A clash between employers and employees was inevitable. According to a Deloitte LLP Ethics & Workplace survey, 60 percent of business executives believe they have a right to know how employees portray themselves and their organizations in online social networks. But more than half of employees said that say that their social networking pages are not an employer’s concern. Among younger workers, 18-34 years old, 63 percent say that employers have no business monitoring their online activity.

“With the explosive growth of online social networks, such as Facebook and Twitter, rapidly blurring the lines between professional and private lives, these virtual communities have increased the potential of reputational risk for many organizations and their brands,” Sharon Allen, chairman of the board, Deloitte LLP, said in a statement. “While the decision to post videos, pictures, thoughts, experiences and observations is personal, a single act can create far reaching ethical consequences for individuals as well as employers. Therefore, it is important for executives to be mindful of the implications of this connected world and to elevate the discussion about the risks associated with it to the highest levels of leadership”

According to the study, employees understand of the risks, with 74 percent saying they know it makes it easier to damage a company’s reputation. But, maybe unsurprisingly, only 17 percent of executives surveyed say they have programs in place to monitor and mitigate the possible reputational risks related to the use of social networks.

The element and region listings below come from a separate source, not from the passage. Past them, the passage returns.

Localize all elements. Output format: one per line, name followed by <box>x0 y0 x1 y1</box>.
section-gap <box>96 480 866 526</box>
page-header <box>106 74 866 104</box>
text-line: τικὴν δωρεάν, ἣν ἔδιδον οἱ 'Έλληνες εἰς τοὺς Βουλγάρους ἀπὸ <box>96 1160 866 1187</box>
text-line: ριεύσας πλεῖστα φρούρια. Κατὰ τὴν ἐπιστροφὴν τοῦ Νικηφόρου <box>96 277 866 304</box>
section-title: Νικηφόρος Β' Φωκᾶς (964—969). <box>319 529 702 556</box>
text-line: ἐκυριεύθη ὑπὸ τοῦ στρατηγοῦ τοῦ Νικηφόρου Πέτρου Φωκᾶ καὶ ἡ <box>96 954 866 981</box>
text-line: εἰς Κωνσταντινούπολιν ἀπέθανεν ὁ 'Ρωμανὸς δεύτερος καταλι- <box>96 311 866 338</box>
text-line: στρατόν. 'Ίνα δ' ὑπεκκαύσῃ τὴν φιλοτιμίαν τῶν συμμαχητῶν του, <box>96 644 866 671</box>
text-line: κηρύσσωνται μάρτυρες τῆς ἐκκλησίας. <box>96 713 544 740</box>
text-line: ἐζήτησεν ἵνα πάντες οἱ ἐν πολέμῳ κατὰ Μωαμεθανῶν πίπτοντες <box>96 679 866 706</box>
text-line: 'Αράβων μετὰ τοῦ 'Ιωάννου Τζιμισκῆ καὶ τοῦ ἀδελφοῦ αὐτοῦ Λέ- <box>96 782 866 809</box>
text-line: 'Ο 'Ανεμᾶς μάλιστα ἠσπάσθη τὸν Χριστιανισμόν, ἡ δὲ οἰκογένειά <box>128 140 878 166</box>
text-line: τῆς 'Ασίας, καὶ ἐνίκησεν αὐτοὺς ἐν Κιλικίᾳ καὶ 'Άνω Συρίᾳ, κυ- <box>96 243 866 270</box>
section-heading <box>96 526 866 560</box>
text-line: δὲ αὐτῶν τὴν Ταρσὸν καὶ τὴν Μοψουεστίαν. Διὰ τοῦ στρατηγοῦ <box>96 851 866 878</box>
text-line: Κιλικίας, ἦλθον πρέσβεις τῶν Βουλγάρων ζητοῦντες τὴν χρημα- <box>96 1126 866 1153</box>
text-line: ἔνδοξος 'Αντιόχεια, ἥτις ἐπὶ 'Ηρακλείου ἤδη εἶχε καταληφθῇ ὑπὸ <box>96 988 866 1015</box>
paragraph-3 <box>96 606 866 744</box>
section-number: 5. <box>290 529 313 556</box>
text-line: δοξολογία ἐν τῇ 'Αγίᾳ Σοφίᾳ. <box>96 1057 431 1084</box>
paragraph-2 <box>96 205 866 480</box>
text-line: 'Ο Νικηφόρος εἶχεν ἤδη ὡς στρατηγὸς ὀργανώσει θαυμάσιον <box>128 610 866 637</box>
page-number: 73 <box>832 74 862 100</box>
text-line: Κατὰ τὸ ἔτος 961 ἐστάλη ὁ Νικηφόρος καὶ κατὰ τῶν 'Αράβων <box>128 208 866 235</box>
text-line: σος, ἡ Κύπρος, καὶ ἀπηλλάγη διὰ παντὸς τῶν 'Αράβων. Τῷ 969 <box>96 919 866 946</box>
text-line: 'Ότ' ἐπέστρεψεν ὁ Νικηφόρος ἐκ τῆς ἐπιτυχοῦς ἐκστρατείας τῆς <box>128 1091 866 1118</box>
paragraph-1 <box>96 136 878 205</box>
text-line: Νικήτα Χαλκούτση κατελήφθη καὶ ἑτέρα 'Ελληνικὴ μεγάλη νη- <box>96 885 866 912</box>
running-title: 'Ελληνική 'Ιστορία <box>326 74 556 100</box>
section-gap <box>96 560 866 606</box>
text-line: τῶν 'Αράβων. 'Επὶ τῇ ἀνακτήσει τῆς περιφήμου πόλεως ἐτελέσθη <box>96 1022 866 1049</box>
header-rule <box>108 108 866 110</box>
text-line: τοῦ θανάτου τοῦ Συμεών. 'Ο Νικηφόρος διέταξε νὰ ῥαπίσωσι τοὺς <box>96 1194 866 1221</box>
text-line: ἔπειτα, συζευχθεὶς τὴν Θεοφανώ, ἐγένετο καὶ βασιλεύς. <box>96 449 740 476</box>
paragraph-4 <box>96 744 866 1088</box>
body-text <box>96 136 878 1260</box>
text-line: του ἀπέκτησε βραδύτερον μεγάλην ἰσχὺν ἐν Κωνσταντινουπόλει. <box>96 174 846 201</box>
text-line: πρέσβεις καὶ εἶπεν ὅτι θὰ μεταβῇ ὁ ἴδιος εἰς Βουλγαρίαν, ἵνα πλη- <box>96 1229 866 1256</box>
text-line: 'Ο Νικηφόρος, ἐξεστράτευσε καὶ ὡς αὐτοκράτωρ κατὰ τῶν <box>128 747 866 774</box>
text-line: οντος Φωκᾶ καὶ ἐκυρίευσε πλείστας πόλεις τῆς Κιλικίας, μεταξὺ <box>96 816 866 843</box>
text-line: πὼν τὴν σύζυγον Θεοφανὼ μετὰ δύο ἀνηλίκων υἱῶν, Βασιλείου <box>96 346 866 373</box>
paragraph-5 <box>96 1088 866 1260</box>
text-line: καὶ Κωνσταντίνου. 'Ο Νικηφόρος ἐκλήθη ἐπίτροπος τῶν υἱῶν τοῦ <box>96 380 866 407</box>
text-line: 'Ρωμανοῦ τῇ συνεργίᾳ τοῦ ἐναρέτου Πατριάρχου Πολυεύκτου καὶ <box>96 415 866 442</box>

Additionally, while less than a quarter have formal policies on the medium’s use among their people, nearly half (49 percent) of employees indicate defined guidelines will not change their behavior online.

The complete results of the 2009 Ethics & Workplace survey reflect opinions of employees and business executives on questions on ethics, work-life balance, reputational risk and the prevalence of boardroom participation as it relates to increased employee social networking.

Opinion Research conducted a telephone survey on behalf of Deloitte LLP among a national probability sample of 2,008 employed adults comprising 1,000 men and 1,008 women 18 years of age and older, living in private households in the continental United States. Opinion Research also conducted an online survey of 500 business executives. The sample for the study came from a panel of executives across the United States, including company owners, directors, CEOs, controllers, EVPs, CIOs, VPs and board members.